In short, if the attacker possess a computer whose computing capacity is larger than the combined computing capacity of 51% of the nodes, then the attacker can produce a longest chain of manipulated blocks. All nodes will then accept this (manipulated) longest chain as the valid blockchain database. With a PoW in place, a single attacker cannot produce a longer chain faster than 51% of the nodes combined. Because, such a vast computing capacity is simply unavailable as of today.
Enormous amount of energy wastage is the main problem plaguing the Proof-of-Work model. Since only a single node wins the reward, other nodes energy consumption is total waste. To minimize energy wastage and keep the blockchain safe, alternative consensus protocol such as Proof-of-Stake (PoS) is gaining adoption.
In the Proof-of-Stake process, any node desiring to participate in the block creation should deposit a certain amount of crypocurrency as stake. Next, all the stakeholders elect a leader based on the highest stake deposited. The highest depositor has higher chance to become the leader and to create the block and earn a reward. If the leader cheats, then he would lose his entire deposit.
The main objective of the Proof-of-Stake is to introduce a large economic constraint to deter malicious actors from manipulating the database. That is, the cost of cheating will be significantly larger than the incentive obtained from cheating.

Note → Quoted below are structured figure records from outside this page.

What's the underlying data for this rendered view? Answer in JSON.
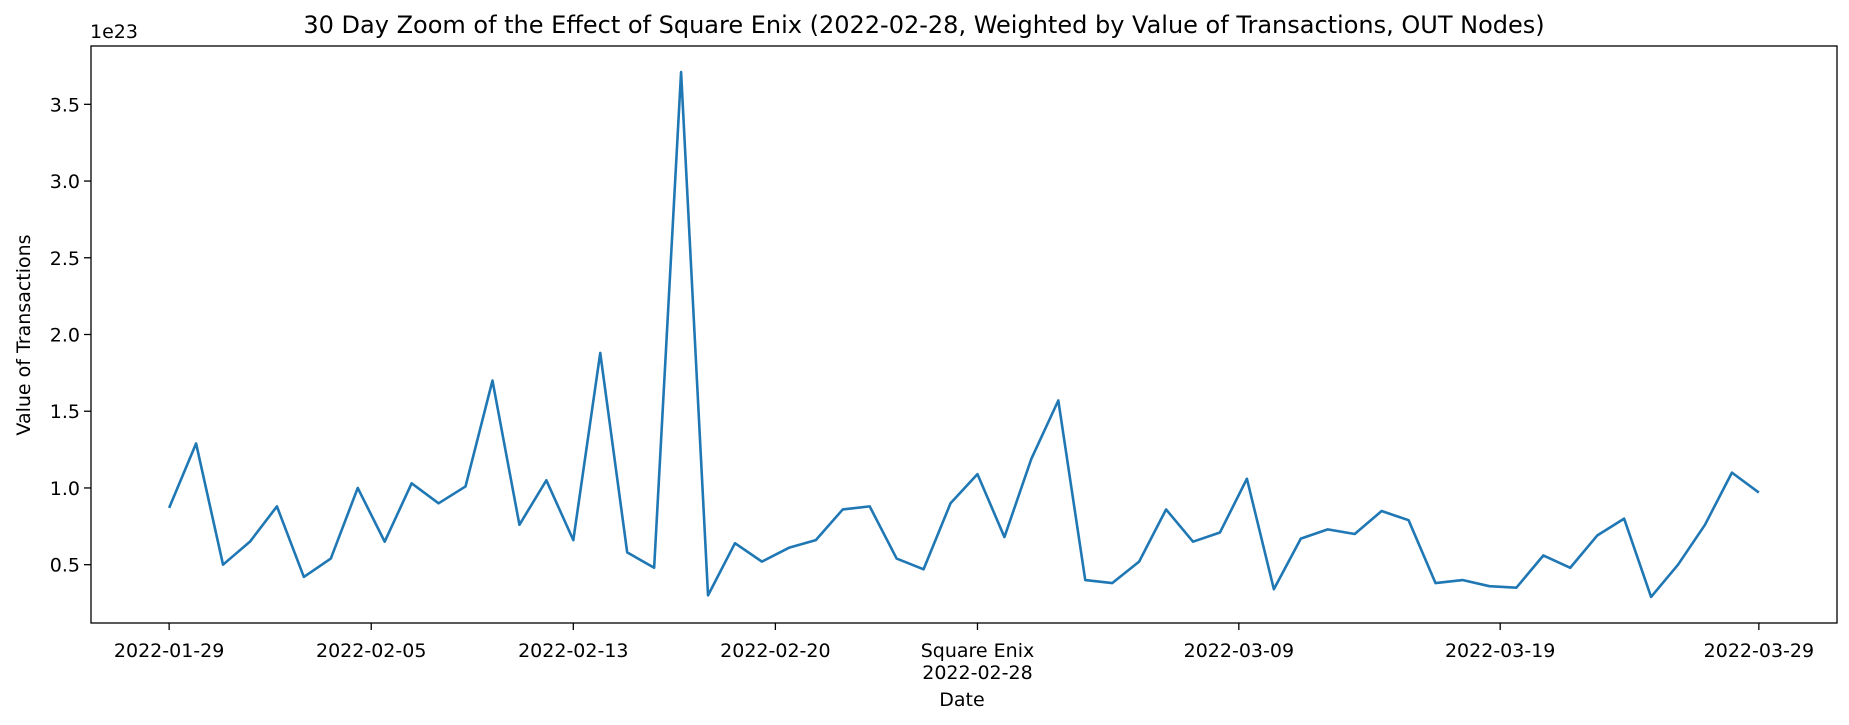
{
  "chart_data": {
    "type": "line",
    "title": "30 Day Zoom of the Effect of Square Enix (2022-02-28, Weighted by Value of Transactions, OUT Nodes)",
    "xlabel": "Date",
    "ylabel": "Value of Transactions",
    "y_offset_label": "1e23",
    "y_scale": 1e+23,
    "ylim": [
      0.12,
      3.88
    ],
    "y_ticks": [
      0.5,
      1.0,
      1.5,
      2.0,
      2.5,
      3.0,
      3.5
    ],
    "y_tick_labels": [
      "0.5",
      "1.0",
      "1.5",
      "2.0",
      "2.5",
      "3.0",
      "3.5"
    ],
    "x_tick_labels": [
      {
        "index": 0,
        "label": "2022-01-29"
      },
      {
        "index": 7.5,
        "label": "2022-02-05"
      },
      {
        "index": 15,
        "label": "2022-02-13"
      },
      {
        "index": 22.5,
        "label": "2022-02-20"
      },
      {
        "index": 30,
        "label": "Square Enix",
        "label2": "2022-02-28"
      },
      {
        "index": 39.7,
        "label": "2022-03-09"
      },
      {
        "index": 49.4,
        "label": "2022-03-19"
      },
      {
        "index": 59,
        "label": "2022-03-29"
      }
    ],
    "x_range_index": [
      -2.9,
      61.9
    ],
    "grid": false,
    "legend": "none",
    "line_color": "#1f77b4",
    "series": [
      {
        "values": [
          0.87,
          1.29,
          0.5,
          0.65,
          0.88,
          0.42,
          0.54,
          1.0,
          0.65,
          1.03,
          0.9,
          1.01,
          1.7,
          0.76,
          1.05,
          0.66,
          1.88,
          0.58,
          0.48,
          3.71,
          0.3,
          0.64,
          0.52,
          0.61,
          0.66,
          0.86,
          0.88,
          0.54,
          0.47,
          0.9,
          1.09,
          0.68,
          1.19,
          1.57,
          0.4,
          0.38,
          0.52,
          0.86,
          0.65,
          0.71,
          1.06,
          0.34,
          0.67,
          0.73,
          0.7,
          0.85,
          0.79,
          0.38,
          0.4,
          0.36,
          0.35,
          0.56,
          0.48,
          0.69,
          0.8,
          0.29,
          0.5,
          0.76,
          1.1,
          0.97
        ]
      }
    ]
  }
}
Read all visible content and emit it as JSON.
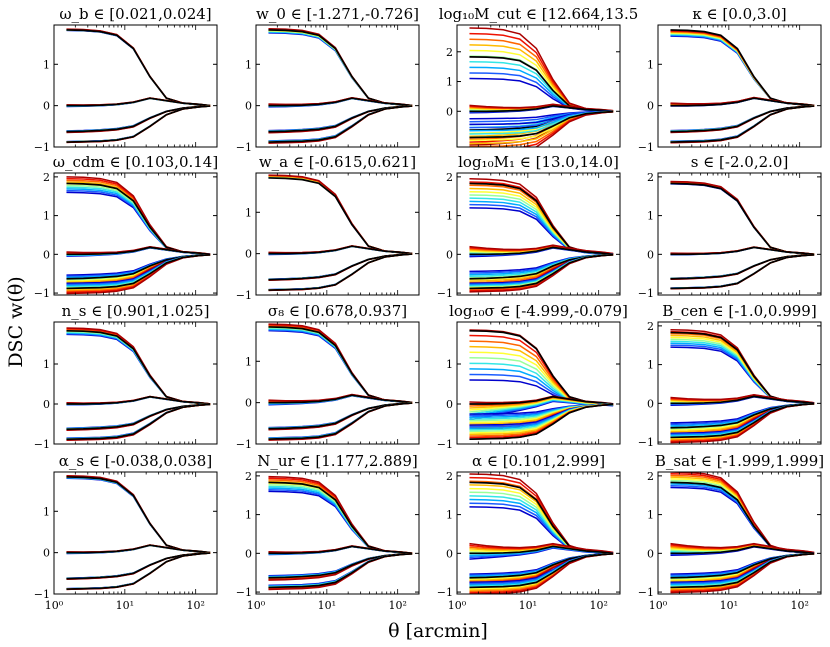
{
  "figure": {
    "ylabel": "DSC w(θ)",
    "xlabel": "θ [arcmin]"
  },
  "chart_data": {
    "type": "line",
    "xscale": "log",
    "xlim": [
      1,
      200
    ],
    "xticks": [
      {
        "value": 1,
        "label": "10⁰"
      },
      {
        "value": 10,
        "label": "10¹"
      },
      {
        "value": 100,
        "label": "10²"
      }
    ],
    "x": [
      1.5,
      2.6,
      4.5,
      7.7,
      13.2,
      22.6,
      38.6,
      66.0,
      112.8,
      160
    ],
    "fiducial": {
      "upper": [
        1.83,
        1.82,
        1.79,
        1.7,
        1.38,
        0.7,
        0.18,
        0.06,
        0.02,
        0.0
      ],
      "mid": [
        0.0,
        0.0,
        0.01,
        0.03,
        0.08,
        0.18,
        0.12,
        0.06,
        0.03,
        0.0
      ],
      "low": [
        -0.63,
        -0.62,
        -0.6,
        -0.57,
        -0.5,
        -0.3,
        -0.14,
        -0.06,
        -0.02,
        -0.01
      ],
      "bottom": [
        -0.88,
        -0.87,
        -0.86,
        -0.83,
        -0.75,
        -0.5,
        -0.22,
        -0.08,
        -0.03,
        -0.01
      ]
    },
    "variation_colors": [
      "#0000cc",
      "#1a5cff",
      "#00aaff",
      "#33e6e6",
      "#99ff99",
      "#ffff33",
      "#ffbb00",
      "#ff6600",
      "#ee1100",
      "#aa0000"
    ],
    "panels": [
      {
        "title": "ω_b ∈ [0.021,0.024]",
        "ylim": [
          -1.0,
          1.95
        ],
        "yticks": [
          -1,
          0,
          1
        ],
        "upper": [
          1.82,
          1.85
        ],
        "mid": [
          -0.02,
          0.02
        ],
        "low": [
          0.97,
          1.03
        ],
        "bottom": [
          0.99,
          1.01
        ]
      },
      {
        "title": "w_0 ∈ [-1.271,-0.726]",
        "ylim": [
          -1.0,
          1.95
        ],
        "yticks": [
          -1,
          0,
          1
        ],
        "upper": [
          1.76,
          1.86
        ],
        "mid": [
          -0.03,
          0.04
        ],
        "low": [
          0.96,
          1.04
        ],
        "bottom": [
          0.97,
          1.03
        ]
      },
      {
        "title": "log₁₀M_cut ∈ [12.664,13.5",
        "ylim": [
          -1.2,
          2.9
        ],
        "yticks": [
          0,
          1,
          2
        ],
        "upper": [
          1.1,
          2.8
        ],
        "mid": [
          -0.05,
          0.2
        ],
        "low": [
          0.4,
          1.8
        ],
        "bottom": [
          0.5,
          1.6
        ]
      },
      {
        "title": "κ ∈ [0.0,3.0]",
        "ylim": [
          -1.0,
          1.95
        ],
        "yticks": [
          -1,
          0,
          1
        ],
        "upper": [
          1.68,
          1.82
        ],
        "mid": [
          -0.01,
          0.06
        ],
        "low": [
          0.96,
          1.03
        ],
        "bottom": [
          0.98,
          1.02
        ]
      },
      {
        "title": "ω_cdm ∈ [0.103,0.14]",
        "ylim": [
          -1.05,
          2.1
        ],
        "yticks": [
          -1,
          0,
          1,
          2
        ],
        "upper": [
          1.6,
          2.0
        ],
        "mid": [
          -0.05,
          0.06
        ],
        "low": [
          0.85,
          1.3
        ],
        "bottom": [
          0.85,
          1.15
        ]
      },
      {
        "title": "w_a ∈ [-0.615,0.621]",
        "ylim": [
          -1.0,
          1.95
        ],
        "yticks": [
          -1,
          0,
          1
        ],
        "upper": [
          1.84,
          1.9
        ],
        "mid": [
          -0.02,
          0.03
        ],
        "low": [
          0.98,
          1.02
        ],
        "bottom": [
          0.99,
          1.01
        ]
      },
      {
        "title": "log₁₀M₁ ∈ [13.0,14.0]",
        "ylim": [
          -1.05,
          2.1
        ],
        "yticks": [
          -1,
          0,
          1,
          2
        ],
        "upper": [
          1.2,
          1.95
        ],
        "mid": [
          -0.06,
          0.2
        ],
        "low": [
          0.7,
          1.3
        ],
        "bottom": [
          0.85,
          1.1
        ]
      },
      {
        "title": "s ∈ [-2.0,2.0]",
        "ylim": [
          -1.05,
          2.1
        ],
        "yticks": [
          -1,
          0,
          1,
          2
        ],
        "upper": [
          1.82,
          1.88
        ],
        "mid": [
          -0.01,
          0.03
        ],
        "low": [
          0.98,
          1.02
        ],
        "bottom": [
          0.99,
          1.01
        ]
      },
      {
        "title": "n_s ∈ [0.901,1.025]",
        "ylim": [
          -1.0,
          2.05
        ],
        "yticks": [
          -1,
          0,
          1
        ],
        "upper": [
          1.74,
          1.9
        ],
        "mid": [
          -0.02,
          0.03
        ],
        "low": [
          0.96,
          1.04
        ],
        "bottom": [
          0.97,
          1.03
        ]
      },
      {
        "title": "σ₈ ∈ [0.678,0.937]",
        "ylim": [
          -1.0,
          1.95
        ],
        "yticks": [
          -1,
          0,
          1
        ],
        "upper": [
          1.74,
          1.9
        ],
        "mid": [
          -0.05,
          0.06
        ],
        "low": [
          0.96,
          1.04
        ],
        "bottom": [
          0.97,
          1.03
        ]
      },
      {
        "title": "log₁₀σ ∈ [-4.999,-0.079]",
        "ylim": [
          -1.0,
          2.05
        ],
        "yticks": [
          -1,
          0,
          1
        ],
        "upper": [
          0.6,
          1.85
        ],
        "mid": [
          -0.4,
          0.05
        ],
        "low": [
          0.4,
          1.0
        ],
        "bottom": [
          0.6,
          1.0
        ]
      },
      {
        "title": "B_cen ∈ [-1.0,0.999]",
        "ylim": [
          -1.05,
          2.1
        ],
        "yticks": [
          -1,
          0,
          1,
          2
        ],
        "upper": [
          1.45,
          1.9
        ],
        "mid": [
          -0.05,
          0.15
        ],
        "low": [
          0.8,
          1.35
        ],
        "bottom": [
          0.88,
          1.15
        ]
      },
      {
        "title": "α_s ∈ [-0.038,0.038]",
        "ylim": [
          -1.0,
          1.95
        ],
        "yticks": [
          -1,
          0,
          1
        ],
        "upper": [
          1.8,
          1.86
        ],
        "mid": [
          -0.02,
          0.02
        ],
        "low": [
          0.98,
          1.02
        ],
        "bottom": [
          0.99,
          1.01
        ]
      },
      {
        "title": "N_ur ∈ [1.177,2.889]",
        "ylim": [
          -1.05,
          2.1
        ],
        "yticks": [
          -1,
          0,
          1,
          2
        ],
        "upper": [
          1.6,
          1.98
        ],
        "mid": [
          -0.03,
          0.04
        ],
        "low": [
          0.92,
          1.1
        ],
        "bottom": [
          0.94,
          1.06
        ]
      },
      {
        "title": "α ∈ [0.101,2.999]",
        "ylim": [
          -1.05,
          2.1
        ],
        "yticks": [
          -1,
          0,
          1,
          2
        ],
        "upper": [
          1.2,
          2.05
        ],
        "mid": [
          -0.15,
          0.25
        ],
        "low": [
          0.85,
          1.25
        ],
        "bottom": [
          0.85,
          1.2
        ]
      },
      {
        "title": "B_sat ∈ [-1.999,1.999]",
        "ylim": [
          -1.05,
          2.1
        ],
        "yticks": [
          -1,
          0,
          1,
          2
        ],
        "upper": [
          1.7,
          2.1
        ],
        "mid": [
          -0.05,
          0.25
        ],
        "low": [
          0.85,
          1.3
        ],
        "bottom": [
          0.85,
          1.15
        ]
      }
    ]
  }
}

Therefore, a rational node will have higher economic incentive for honesty compared to cheating.
Next, to avoid the highest depositor from always becoming the elected leader, the PoS algorithms utilizes following mechanisms
- Random selection.
- Coin-age based selection.
While a leader election is random in the former process, the latter process computes the age of the deposited coins. E.g., a node holding 100 coins in his wallet for 30 days has 3000 coin-age. After a block creation, the coin-age score is reset to zero and the depositor needs to wait for another 30 days to accumulate new coin-age score for his existing coins.
Ideally, the blockchain technology should be able to store any type of data (text, image or video). At present, most blockchain platforms store transactions-type data that strongly requires: permanency, tamper-proof, and privacy. E.g., financial transactions or government records. But there are few blockchain-based platforms such as StorJ which offers file storage service, and Slate that offers Blockchain Video on Demand service. For now, it is out of the scope of this article to discuss on how these platforms store large files using blockchain technology.